Un modus operandi contre la clique de Trump
Íñigo Domínguez, correspondant d'El País à Rome, voit dans Mark Carney un nouveau porte-parole de l'UE :
«L'Europe a enfin un leader. Dommage qu'il soit canadien, mais personne n'est parfait. Je parle de Mark Carney. … Un Draghi nord-américain, qui incarne une droite libérale, pragmatique, décente et sensée. … A l'entendre, on se demande pourquoi personne n'a jamais tenu ces propos avant ; il parle avec bon sens de la manière de traiter Trump et sa clique barbare. … Nous avons besoin d'une gauche porteuse d'espoir, mais nous avons un besoin plus urgent encore d'une droite honnête, qui cesse de collaborer avec cette folie dangereuse. … Je me demande si les gens le comprendront enfin, ou s'il faut que des évènements plus brutaux encore adviennent ?»

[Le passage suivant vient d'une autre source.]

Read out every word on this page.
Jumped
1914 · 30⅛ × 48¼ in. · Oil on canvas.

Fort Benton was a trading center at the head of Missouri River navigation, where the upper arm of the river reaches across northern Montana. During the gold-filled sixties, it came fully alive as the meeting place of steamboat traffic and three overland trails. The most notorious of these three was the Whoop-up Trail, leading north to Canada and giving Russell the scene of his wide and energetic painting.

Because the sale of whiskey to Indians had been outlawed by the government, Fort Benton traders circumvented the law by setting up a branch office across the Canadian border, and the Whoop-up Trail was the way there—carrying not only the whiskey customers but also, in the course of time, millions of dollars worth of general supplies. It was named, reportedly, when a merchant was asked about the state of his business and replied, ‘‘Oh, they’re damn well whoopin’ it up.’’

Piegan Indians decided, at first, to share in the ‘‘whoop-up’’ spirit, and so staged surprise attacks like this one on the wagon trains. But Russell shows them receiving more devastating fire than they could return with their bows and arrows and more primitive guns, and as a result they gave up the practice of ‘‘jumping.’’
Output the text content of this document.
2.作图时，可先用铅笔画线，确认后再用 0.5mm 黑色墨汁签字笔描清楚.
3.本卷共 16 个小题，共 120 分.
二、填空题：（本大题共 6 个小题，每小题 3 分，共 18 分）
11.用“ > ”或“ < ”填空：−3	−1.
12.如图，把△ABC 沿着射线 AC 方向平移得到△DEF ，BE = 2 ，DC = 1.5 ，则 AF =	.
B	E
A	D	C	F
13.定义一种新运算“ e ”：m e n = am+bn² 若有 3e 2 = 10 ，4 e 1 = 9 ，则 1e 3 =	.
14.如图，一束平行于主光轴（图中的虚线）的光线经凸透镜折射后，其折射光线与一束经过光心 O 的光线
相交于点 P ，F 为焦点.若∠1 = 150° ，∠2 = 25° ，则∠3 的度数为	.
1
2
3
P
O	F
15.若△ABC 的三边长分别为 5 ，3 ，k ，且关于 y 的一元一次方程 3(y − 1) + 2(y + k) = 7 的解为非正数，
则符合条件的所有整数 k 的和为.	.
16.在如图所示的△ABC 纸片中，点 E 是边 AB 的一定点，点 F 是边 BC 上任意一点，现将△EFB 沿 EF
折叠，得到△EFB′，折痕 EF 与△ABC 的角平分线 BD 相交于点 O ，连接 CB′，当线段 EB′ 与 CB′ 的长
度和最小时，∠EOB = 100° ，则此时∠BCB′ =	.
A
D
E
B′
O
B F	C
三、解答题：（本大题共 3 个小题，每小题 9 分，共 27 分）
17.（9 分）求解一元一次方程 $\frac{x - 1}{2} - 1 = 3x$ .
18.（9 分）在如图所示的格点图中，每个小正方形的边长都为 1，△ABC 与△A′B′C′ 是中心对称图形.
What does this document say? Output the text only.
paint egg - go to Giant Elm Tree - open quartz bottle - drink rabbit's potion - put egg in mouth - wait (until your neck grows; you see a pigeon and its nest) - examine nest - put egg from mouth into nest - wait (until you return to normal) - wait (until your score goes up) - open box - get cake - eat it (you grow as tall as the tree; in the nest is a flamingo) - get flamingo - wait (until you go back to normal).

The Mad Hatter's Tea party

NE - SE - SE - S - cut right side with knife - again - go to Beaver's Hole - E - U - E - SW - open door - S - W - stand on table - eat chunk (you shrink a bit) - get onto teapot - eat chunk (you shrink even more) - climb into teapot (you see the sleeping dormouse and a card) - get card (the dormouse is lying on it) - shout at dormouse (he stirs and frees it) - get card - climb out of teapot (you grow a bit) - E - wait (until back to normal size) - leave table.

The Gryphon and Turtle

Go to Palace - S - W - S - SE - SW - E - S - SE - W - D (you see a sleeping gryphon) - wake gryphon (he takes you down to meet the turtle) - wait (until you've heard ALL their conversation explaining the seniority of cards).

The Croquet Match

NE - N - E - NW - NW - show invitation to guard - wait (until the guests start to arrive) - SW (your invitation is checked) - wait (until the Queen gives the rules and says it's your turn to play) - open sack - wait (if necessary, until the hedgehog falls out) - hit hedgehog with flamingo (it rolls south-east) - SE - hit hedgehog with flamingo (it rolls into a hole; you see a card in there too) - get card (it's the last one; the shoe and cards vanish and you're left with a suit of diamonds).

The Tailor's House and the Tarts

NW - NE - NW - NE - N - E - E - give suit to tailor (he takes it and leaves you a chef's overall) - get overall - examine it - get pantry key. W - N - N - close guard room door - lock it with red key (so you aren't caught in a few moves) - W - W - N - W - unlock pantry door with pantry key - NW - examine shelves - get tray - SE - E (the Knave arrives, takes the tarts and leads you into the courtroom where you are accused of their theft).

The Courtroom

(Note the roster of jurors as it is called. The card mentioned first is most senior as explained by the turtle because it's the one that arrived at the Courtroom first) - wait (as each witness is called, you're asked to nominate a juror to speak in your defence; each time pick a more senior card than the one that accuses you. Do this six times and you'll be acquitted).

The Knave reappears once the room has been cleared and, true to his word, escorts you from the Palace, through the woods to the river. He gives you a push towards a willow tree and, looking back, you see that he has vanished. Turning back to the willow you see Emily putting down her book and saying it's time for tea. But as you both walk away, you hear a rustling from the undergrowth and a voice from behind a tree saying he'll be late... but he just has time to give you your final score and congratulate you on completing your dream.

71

Les principes importent plus que la géographie
Mark Carney montre que ce ne sont pas les frontières qui définissent l'Europe, mais les valeurs, écrit le journaliste Vitaliy Portnykov sur Facebook :
«Il peut sembler curieux que la proposition de répondre au retour de l'impérialisme sous son pire jour vienne d'un politique non européen. Mais il serait un peu réducteur de voir les choses de cette façon. Premièrement, Carney a dirigé la Banque du Canada, mais aussi la Banque d'Angleterre. Deuxièmement, si l'Europe est une appellation géographique, c'est aussi un système de valeurs. Et de ce point de vue, le Canada, le Groenland, l'Australie et la Nouvelle-Zélande sont des pays 'européens', malgré la distance. La Russie en revanche, dont le territoire s'étend sur une grande partie du continent, n'a jamais entretenu qu'un rapport indirect avec l'Europe.»
L'UE est à la traîne
Expresso se réjouit de la proposition de Carney de former une coalition des puissances moyennes sans les Etats-Unis :
«La 'doctrine Carney' a initié d'intenses débats. Même si elle était couronnée de succès, le processus d'adaptation du Canada à ce que nous pouvons considérer comme une 'gigantesque rupture', sera long et semé d'embûches. Carney a le mérite de dire 'les choses telles qu'elles sont'. Au Portugal et dans de nombreux autres pays européens, nous n'en sommes pas encore capables. Le problème n'est pas le manque d'options politiques et nos nombreux dilemmes sur le plan militaire et économique, mais le long processus d'infantilisation stratégique, auquel nous avons cédé par commodité pendant tout ce temps où les Etats-Unis garantissaient à l'Europe un état de stabilité hégémonique.»